Deux référendums ont eu lieu ce dimanche, l’un en Hongrie, l’autre en Colombie. Le premier demandait l’avis des Hongrois sur le plan de répartition des migrants imposé par l’Union Européenne à ses membres et sur l’obligation faite à leur pays d’accueillir 1300 de ceux-ci. Les électeurs magyars ont refusé ce plan à 98,2%, mais ils n’ont participé au scrutin qu’à 39,8%. Or la constitution impose que le taux de participation soit supérieur à 50% pour que celui-ci soit valide. Les commentateurs jugent que ce résultat constitue un échec pour le Premier Ministre Viktor Orban qui serait affaibli alors qu’il voulait être plébiscité. Une connaissance plus précise de la vie politique hongroise permet de voir que ce résultat n’a rien d’étonnant. En prônant l’abstention, la gauche a réussi une manoeuvre. Beaucoup de socialistes allant aux urnes auraient sans doute voté non comme la majorité des électeurs. En s’abstenant, ils ont contré Viktor Orban sans voter pour l’accueil des migrants imposé par l’UE. Si on compare les résultats des législatives de 2014 à ceux du référendum, la stabilité électorale est frappante. Les 2,2 millions de voix de Fidesz, le parti du Premier Ministre se sont ajoutés au million de voix du parti Jobbik d’extrême-droite pour donner les 3,25 millions de non. Les électeurs socialistes se sont abstenus et représentent la différence entre les participations aux élections législatives (61,84%) et au référendum (39,8%). La politique de Viktor Orban est confortée, mais il a seulement manqué son pari d’obtenir aussi le soutien d’électeurs de gauche. L’addition des 39% d’abstentionnistes habituels aux 22% qui s’y sont ajoutés hier est une malhonnêteté intellectuelle. On comprend que la Loi électorale ait cherché à limiter le recours excessif au référendum en fixant un taux de participation élevé de 50% pour les rendre valides. Mais, le système suisse qui consiste à réunir un nombre suffisant de signatures en amont pour le déclencher est plus logiquement démocratique puisqu’une fois ce premier obstacle franchi, il considère que c’est la majorité qui compte, sous-entendant que les abstentionnistes laissent ceux qui ont un intérêt pour la question, ou une meilleure connaissance du sujet, décider pour eux.
En Colombie, le Président Santos, qui n’y était pas tenu, a interrogé le peuple sur l’accord entre le gouvernement colombien et les rebelles-terroristes des FARC conclus grâce à la médiation cubaine.

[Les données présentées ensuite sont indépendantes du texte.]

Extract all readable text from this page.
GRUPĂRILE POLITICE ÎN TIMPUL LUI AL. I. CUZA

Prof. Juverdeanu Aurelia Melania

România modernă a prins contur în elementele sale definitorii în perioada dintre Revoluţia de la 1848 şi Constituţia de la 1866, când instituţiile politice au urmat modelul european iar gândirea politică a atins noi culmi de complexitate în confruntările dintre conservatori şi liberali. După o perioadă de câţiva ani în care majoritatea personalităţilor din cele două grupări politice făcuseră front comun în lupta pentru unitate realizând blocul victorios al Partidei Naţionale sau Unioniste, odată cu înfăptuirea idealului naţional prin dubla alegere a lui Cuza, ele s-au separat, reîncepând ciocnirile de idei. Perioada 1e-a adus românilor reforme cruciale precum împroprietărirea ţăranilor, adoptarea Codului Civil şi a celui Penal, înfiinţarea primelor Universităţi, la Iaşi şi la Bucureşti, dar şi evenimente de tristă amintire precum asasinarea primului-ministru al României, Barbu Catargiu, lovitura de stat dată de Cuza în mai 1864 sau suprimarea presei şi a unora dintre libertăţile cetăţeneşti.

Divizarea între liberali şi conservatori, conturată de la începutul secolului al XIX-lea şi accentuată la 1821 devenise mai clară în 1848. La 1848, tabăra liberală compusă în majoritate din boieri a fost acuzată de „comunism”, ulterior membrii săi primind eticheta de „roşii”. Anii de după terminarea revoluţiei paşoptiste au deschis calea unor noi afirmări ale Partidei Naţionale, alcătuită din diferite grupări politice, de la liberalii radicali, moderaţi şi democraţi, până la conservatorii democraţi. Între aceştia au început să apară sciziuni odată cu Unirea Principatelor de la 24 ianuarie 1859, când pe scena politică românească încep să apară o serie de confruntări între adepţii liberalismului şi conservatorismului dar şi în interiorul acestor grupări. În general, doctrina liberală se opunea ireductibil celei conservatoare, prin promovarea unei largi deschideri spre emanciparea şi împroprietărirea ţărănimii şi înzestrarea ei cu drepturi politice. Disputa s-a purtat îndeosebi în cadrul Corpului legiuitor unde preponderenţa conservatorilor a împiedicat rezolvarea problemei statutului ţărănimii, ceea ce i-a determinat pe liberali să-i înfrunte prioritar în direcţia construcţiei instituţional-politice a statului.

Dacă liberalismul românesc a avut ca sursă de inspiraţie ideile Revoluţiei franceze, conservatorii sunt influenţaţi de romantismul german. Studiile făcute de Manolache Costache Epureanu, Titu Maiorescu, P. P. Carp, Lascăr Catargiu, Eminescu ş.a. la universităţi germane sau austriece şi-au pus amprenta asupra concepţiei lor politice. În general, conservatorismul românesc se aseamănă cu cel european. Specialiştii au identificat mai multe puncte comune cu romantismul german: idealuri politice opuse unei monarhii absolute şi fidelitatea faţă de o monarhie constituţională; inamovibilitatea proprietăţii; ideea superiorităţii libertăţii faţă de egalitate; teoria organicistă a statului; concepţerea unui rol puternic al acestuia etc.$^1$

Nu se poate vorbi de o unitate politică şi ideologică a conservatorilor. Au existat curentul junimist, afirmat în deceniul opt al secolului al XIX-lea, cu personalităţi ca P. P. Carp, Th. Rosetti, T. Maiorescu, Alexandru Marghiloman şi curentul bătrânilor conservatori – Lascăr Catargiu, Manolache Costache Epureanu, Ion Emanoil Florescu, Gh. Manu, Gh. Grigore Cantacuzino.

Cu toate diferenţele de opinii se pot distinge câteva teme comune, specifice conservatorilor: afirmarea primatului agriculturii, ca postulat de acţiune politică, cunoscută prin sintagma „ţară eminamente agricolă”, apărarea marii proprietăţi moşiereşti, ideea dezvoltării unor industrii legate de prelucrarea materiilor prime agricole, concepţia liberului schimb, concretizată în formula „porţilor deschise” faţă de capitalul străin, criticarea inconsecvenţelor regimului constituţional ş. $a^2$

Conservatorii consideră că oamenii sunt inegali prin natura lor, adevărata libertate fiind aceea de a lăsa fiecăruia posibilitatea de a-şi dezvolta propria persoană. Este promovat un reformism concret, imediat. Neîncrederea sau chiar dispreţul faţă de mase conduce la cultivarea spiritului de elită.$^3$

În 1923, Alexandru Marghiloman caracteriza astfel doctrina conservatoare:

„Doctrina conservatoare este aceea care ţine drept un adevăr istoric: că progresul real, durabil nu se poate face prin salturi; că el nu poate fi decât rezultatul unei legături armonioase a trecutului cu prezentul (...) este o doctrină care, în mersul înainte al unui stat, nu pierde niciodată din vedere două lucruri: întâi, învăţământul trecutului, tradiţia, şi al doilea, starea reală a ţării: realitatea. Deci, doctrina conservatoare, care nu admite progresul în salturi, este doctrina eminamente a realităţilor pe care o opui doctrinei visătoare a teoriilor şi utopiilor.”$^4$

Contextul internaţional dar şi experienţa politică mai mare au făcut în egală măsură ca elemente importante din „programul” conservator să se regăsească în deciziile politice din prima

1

Les sondages annonçaient une approbation triomphale au minimum à 55%. Le non l’a emporté contre toute attente à 50,2%. Les abstentionnistes ont été nombreux : 62,72 %. Le taux de participation valide le scrutin. On peut lister les ressemblances et les différences entre le référendum hongrois et le colombien. Dans les deux cas le Chef de l’exécutif a utilisé le référendum pour obtenir un soutien de sa politique et de sa personne. Ni Orban, ni Santos n’ont réussi. Tous deux vont passer outre, l’un en s’opposant au plan européen, bien que le seuil de 50% des électeurs n’ait pas été atteint, l’autre en poursuivant le processus de paix avec les Farc bien qu’une courte majorité des Colombiens ayant voté s’y oppose. En revanche, si Orban a reçu le soutien massif de ses partisans et n’a pas été battu par ses adversaires, Santos a bel et bien été désarçonné par son prédécesseur Alvaro Uribe, celui dont il avait été le ministre et le dauphin. Autant une très large partie de la population hongroise refuse l’accueil des migrants au point qu’il n’y a eu que moins de 2% de votants à y être favorables, autant les Colombiens ont donné raison à Uribe qui considère que l’accord est trop généreux à l’égard de terroristes qui selon lui doivent être poursuivis et condamnés pour les crimes qu’ils ont commis. Dans un cas, l’opposition a déserté, dans l’autre elle a gagné, d’une courte tête. L’échec d’Orban est beaucoup plus relatif que celui de Santos. On remarquera que nos médias n’ont pas fait cette distinction. Orban et Uribe sont d’affreux populistes qui ont eu le toupet de mener une excellente politique et d’être réélus. C’est Uribe notamment qui avait réussi la libération par la force d’Ingrid Betancourt quand les politiciens de chez nous souhaitaient une négociation, comme d’habitude. Santos qui a été cherché sa paix avec les guérilleros marxistes chez les Castro est beaucoup plus fréquentable. Vue du microcosme parisien, la violence révolutionnaire est tellement plus sympathique que la victoire de l’ordre, fût-il démocratique. Ceux qui ont célébré l’entrée des Khmers Rouges à Phnom-Penh sont toujours là ou ont fait des petits.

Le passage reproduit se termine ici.